В ловушке | страница 22



— Ты прав, — спокойно проговорил Гаранин. — Но раз уж повел такой разговор — бери шире, Сергей. Да, мы в самом деле недолюбили и недоласкали. Зато нам дано другое…

— Говори, я слушаю.

— Острота ощущений. Нам всего достается вдвойне. Если прощание — это концентрированная грусть, то встреча — сжатая, как энергия взрыва в гранате, радость. Ожидание счастья — тоже счастье, друг мой.

— Мне этого уже мало.

— Мне тоже.

— Ты противоречишь самому себе.

— Вся наша жизнь — клубок противоречий, Сергей…

— Чему ты улыбаешься?

— Так, картинка детства… Не думай, что ухожу от разговора, наоборот… Этого, кажется, я тебе не рассказывал. В школе, в географическом кружке, помнится, мы выбирали себе меридиан. Ну, нечто вроде самодеятельной игры. Каждый, кто выбрал, начинал жить по законам своего меридиана. В соответствии с этим исчислялись дни, часы, времена года. Я, например, вопреки логике долгое время жил, опережая действительность на несколько часов в день и на целый сезон в году. Никакая сила в мире не могла тогда убедить меня в обратном. Так, наверное, и в жизни. Человек однажды делает выбор, и уже ничто не может изменить его судьбу. Я выбрал и теперь не могу да и не хочу жить иначе… А ты что?

— Вспомнил одного юнца, — улыбнулся Семёнов. — Прилетел он на полярную станцию, представился начальнику. Тот спросил: «Арктику знаешь?» — «А как же, — гордо прощебетал юнец, — два месяца был на практике!» Рядом с начальником стоял один метеоролог…

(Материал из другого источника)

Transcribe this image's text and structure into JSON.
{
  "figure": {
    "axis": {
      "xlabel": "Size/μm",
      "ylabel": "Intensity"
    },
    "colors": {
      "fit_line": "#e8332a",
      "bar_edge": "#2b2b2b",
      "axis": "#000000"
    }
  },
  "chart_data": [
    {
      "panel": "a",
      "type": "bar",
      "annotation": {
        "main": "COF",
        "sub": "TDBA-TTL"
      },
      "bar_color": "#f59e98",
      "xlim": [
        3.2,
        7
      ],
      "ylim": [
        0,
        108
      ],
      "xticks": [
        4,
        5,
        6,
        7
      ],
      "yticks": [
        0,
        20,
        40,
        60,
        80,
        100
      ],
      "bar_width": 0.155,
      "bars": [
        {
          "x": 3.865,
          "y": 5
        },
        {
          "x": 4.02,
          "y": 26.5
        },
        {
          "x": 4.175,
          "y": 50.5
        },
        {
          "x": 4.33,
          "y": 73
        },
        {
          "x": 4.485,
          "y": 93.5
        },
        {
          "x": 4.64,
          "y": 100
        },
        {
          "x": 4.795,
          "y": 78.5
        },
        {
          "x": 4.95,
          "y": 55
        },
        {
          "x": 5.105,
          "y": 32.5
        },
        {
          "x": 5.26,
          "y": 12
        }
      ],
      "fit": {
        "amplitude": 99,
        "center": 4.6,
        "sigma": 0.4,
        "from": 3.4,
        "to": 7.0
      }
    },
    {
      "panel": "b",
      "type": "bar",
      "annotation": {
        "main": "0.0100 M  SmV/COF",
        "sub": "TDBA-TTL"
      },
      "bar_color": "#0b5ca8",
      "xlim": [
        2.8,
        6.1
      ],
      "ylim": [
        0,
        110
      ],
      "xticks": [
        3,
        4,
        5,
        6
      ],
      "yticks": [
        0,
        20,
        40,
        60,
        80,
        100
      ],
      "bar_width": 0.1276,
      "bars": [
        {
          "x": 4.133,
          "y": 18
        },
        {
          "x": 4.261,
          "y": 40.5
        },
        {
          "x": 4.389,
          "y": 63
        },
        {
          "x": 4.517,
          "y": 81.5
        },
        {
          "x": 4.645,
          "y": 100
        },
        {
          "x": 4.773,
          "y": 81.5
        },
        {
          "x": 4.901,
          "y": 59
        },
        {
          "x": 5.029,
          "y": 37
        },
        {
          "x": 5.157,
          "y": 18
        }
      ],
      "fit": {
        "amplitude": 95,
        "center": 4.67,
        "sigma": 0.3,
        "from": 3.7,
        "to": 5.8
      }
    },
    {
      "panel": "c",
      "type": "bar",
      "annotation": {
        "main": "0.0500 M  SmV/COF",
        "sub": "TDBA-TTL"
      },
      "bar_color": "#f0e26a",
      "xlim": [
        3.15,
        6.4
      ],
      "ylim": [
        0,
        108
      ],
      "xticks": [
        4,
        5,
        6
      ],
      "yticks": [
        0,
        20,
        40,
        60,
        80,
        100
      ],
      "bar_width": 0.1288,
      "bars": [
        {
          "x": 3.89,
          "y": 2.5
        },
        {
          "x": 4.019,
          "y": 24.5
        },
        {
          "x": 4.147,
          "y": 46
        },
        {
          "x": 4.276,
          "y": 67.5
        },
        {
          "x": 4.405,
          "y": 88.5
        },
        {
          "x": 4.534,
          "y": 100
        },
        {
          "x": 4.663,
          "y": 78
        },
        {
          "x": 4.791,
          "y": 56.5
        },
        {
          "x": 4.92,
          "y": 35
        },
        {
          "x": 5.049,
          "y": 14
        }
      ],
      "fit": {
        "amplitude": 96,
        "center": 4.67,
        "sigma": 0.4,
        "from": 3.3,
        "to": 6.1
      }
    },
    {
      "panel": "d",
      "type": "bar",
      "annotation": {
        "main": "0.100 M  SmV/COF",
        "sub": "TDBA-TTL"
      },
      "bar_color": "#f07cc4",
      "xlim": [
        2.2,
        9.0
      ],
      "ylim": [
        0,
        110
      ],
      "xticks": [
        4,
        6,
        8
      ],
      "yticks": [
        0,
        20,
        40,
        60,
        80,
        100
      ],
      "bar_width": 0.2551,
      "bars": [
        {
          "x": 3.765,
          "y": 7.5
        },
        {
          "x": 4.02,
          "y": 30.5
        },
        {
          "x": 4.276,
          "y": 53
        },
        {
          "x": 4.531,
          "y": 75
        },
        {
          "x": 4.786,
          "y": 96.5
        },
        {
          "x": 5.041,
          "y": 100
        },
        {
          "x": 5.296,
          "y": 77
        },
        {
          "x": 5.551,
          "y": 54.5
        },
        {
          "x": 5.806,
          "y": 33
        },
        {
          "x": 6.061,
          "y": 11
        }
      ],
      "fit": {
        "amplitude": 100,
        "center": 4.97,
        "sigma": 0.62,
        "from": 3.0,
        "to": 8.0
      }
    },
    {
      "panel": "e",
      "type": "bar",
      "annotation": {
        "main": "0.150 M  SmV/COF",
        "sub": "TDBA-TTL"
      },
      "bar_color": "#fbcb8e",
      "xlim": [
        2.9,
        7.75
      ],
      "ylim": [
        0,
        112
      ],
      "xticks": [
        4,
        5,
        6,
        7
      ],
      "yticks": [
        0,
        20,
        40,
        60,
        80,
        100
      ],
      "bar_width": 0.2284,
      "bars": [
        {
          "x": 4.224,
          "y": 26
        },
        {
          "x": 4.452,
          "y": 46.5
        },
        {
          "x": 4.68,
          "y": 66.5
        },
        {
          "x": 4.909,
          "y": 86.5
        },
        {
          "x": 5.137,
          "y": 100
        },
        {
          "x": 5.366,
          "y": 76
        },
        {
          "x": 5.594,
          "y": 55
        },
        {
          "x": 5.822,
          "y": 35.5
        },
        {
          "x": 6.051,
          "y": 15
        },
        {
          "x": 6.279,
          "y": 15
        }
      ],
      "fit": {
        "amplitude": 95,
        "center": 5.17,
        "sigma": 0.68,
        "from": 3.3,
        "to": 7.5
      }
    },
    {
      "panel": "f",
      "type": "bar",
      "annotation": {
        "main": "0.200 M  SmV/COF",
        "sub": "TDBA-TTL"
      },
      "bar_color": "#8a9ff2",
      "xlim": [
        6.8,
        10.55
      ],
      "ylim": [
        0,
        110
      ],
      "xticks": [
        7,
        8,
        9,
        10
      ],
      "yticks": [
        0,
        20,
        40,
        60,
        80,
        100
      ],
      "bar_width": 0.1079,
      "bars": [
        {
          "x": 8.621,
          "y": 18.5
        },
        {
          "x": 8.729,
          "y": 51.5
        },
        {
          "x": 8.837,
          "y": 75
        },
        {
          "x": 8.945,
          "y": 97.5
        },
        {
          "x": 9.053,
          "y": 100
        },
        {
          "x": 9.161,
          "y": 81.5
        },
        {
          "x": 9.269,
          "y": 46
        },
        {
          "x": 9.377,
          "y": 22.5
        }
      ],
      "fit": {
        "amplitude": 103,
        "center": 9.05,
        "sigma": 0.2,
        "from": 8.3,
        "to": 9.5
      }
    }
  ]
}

— И начальник спросил его, — подхватил Гаранин, — «А ты, Андрей, Арктику знаешь?» — «Что вы, Георгий Степаныч, я здесь всего три года!»

— Тогда начальник поведал юнцу одну великую истину, — продолжал Семёнов. — Он сказал: «Слышал? Арктика — она как любимая женщина: думаешь, знаешь каждую ее привычку, каждую прихоть, а она вдруг откалывает такое коленце, что только в затылке почесываешь!»

— Цитируешь точно, — кивнул Гаранин. — Не пойму только, к чему.

— К тому, что прожили мы вместе полжизни, а я лишь сегодня узнал, что ты фаталист.

— А ты?

— Я?

— Да, ты. Точно такой же фаталист. У меня был меридиан, у тебя — другая игрушка.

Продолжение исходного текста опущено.